Old Joe then removed what was left of the toilet tank, and tried to remove the bowl from the floor
flange. It wouldn’t budge either, so out comes the trusty chisel and hammer again, and “WHACK” no
more toilet bowl. In the process however, he managed to tear the closet flange from the floor as well,
and since it was attached to a lead closet bend, it torn and now needed replaced too. He
determined that it would be necessary to cut out the tee in the stack where the closet bent was
attached since he had no idea how to repair old lead piping. He thought using that nifty PVC from
Home Depot would do the trick. He tried to cut the cast iron stack with a hacksaw to no avail, then
tried a sawzall, also fruitless, so…. yep, out comes the good old chisel and hammer, but a bigger
hammer this time.
He whacks on the stack a few mighty blows and Viola’ it splits into several pieces with one tiny
segment still holding it all together.
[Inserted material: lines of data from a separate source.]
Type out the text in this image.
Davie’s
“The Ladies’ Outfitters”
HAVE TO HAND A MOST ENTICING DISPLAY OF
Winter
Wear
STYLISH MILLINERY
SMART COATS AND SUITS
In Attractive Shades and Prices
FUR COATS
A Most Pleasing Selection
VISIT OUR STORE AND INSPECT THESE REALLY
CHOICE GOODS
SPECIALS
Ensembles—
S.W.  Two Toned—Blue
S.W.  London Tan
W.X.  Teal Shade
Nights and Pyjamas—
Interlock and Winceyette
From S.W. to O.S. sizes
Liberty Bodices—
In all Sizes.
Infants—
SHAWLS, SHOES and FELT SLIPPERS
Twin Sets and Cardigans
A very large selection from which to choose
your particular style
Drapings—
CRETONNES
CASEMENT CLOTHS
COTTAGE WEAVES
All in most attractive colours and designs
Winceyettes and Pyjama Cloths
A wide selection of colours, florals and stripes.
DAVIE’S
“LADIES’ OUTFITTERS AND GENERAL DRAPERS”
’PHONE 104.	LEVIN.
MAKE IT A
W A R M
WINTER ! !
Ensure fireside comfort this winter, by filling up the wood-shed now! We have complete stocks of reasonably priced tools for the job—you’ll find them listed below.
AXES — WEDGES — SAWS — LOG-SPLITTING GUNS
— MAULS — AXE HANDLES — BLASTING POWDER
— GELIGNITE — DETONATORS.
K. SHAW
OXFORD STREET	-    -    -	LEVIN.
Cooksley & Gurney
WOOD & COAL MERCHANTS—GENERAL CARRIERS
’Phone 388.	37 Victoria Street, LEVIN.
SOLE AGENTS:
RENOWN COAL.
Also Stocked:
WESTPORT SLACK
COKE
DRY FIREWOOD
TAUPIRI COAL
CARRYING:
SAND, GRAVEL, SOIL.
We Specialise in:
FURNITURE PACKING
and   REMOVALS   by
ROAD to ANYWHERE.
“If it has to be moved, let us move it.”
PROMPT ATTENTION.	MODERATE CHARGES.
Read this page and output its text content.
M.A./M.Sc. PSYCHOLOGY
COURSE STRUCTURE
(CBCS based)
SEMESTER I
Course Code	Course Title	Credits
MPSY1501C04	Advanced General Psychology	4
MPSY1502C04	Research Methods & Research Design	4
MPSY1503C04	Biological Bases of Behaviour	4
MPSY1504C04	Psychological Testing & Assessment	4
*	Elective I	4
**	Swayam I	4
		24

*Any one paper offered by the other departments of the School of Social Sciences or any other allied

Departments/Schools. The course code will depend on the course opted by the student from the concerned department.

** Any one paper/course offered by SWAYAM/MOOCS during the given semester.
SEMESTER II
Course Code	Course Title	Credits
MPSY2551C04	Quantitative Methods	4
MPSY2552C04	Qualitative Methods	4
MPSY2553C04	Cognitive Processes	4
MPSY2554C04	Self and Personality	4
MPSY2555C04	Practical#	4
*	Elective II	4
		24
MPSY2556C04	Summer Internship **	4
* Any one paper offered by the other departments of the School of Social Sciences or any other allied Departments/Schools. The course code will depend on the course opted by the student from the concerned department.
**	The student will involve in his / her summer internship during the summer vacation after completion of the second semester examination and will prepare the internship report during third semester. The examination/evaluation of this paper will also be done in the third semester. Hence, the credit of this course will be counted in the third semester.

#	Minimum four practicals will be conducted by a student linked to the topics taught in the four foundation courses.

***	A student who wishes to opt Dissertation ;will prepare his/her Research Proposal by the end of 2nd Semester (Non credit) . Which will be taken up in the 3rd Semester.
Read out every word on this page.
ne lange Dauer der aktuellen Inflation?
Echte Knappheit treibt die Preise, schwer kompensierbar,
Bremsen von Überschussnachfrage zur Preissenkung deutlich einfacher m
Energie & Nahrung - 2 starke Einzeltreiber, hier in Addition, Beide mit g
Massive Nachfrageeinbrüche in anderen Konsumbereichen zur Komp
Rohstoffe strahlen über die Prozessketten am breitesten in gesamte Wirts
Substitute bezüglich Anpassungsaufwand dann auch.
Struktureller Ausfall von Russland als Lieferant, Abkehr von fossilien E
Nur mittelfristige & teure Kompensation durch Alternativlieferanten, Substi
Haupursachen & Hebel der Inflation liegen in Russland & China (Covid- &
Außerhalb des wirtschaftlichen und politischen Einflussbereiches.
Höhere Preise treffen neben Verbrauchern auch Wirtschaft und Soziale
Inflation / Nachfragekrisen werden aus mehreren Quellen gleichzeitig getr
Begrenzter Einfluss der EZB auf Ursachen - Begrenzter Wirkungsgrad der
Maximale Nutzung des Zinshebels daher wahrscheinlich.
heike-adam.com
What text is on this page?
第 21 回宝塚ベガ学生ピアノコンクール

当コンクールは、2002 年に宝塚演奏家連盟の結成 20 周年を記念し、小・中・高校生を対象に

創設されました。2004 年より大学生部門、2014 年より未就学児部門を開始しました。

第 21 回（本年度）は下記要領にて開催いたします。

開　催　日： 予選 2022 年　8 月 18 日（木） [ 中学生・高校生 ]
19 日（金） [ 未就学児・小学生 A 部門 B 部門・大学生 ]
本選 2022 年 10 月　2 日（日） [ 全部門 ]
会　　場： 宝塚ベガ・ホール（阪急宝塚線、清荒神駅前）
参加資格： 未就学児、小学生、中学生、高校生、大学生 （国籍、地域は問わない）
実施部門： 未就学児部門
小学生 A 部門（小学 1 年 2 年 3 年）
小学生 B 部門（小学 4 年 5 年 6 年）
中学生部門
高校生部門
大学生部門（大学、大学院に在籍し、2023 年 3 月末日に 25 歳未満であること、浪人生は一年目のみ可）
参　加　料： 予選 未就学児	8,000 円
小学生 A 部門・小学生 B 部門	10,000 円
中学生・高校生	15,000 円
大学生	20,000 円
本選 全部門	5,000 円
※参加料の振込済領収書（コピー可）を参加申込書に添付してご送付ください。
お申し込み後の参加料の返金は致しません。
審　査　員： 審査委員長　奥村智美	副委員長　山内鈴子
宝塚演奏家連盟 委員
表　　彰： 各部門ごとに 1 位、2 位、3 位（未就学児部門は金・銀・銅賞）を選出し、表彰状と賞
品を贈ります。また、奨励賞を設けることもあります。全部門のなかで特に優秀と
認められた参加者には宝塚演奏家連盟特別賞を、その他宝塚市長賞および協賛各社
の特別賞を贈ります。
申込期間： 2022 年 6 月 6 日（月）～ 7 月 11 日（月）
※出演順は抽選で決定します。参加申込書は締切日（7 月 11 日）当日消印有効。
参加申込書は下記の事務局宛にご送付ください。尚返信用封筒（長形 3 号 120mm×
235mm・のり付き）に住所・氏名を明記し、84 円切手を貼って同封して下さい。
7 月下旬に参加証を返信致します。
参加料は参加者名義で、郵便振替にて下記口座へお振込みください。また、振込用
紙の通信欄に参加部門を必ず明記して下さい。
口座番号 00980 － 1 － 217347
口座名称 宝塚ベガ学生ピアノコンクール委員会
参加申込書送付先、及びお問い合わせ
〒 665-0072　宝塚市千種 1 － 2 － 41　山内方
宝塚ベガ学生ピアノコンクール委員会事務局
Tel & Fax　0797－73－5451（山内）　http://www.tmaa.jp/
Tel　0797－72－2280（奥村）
He pried the last vestige of solid pipe out of the wall with a
crowbar and suddenly the remaining section of pipe (the vent going through the roof) lets go and
with a mighty crash comes down and out of the wall through the sub floor into the now plaster less
ceiling of the living room, continues its downward decent until it hits the TV set, ricocheting off that
and through the floor of the living room until it hit the electrical panel plunging the house into total
darkness and finally comes to rest after shearing off the main water shut off valve flooding the
basement. This was a $27,000 toilet seat replacement.
Couple of Pics to Make you Laugh!
And to finish with a joke!
A BLONDE, wanting to earn some money, decided to hire herself out as a handyman-type and started canvassing a wealthy neighborhood. She went to the front door of the first house and asked the owner if he had any jobs for her to do.
“Well, you can paint my porch. How much will you charge?”
The blonde said “How about 50 dollars?”
The man agreed and told her that the paint and ladders that she might need were in the garage.
The man’s wife, inside the house, heard the conversation and said to her husband, “Does she realize that the porch goes all the way around the house?”
The man replied, “She should. She was standing on the porch.”
A short time later, the blonde came to the door to collect her money.
“You’re finished already?” he asked.
“Yes,” the blonde answered, “and I had paint left over, so I gave it two coats.”
Impressed, the man reached in his pocket for the $50.
“And by the way,” the blonde added, “that’s not a Porch, it’s a Ferrari.”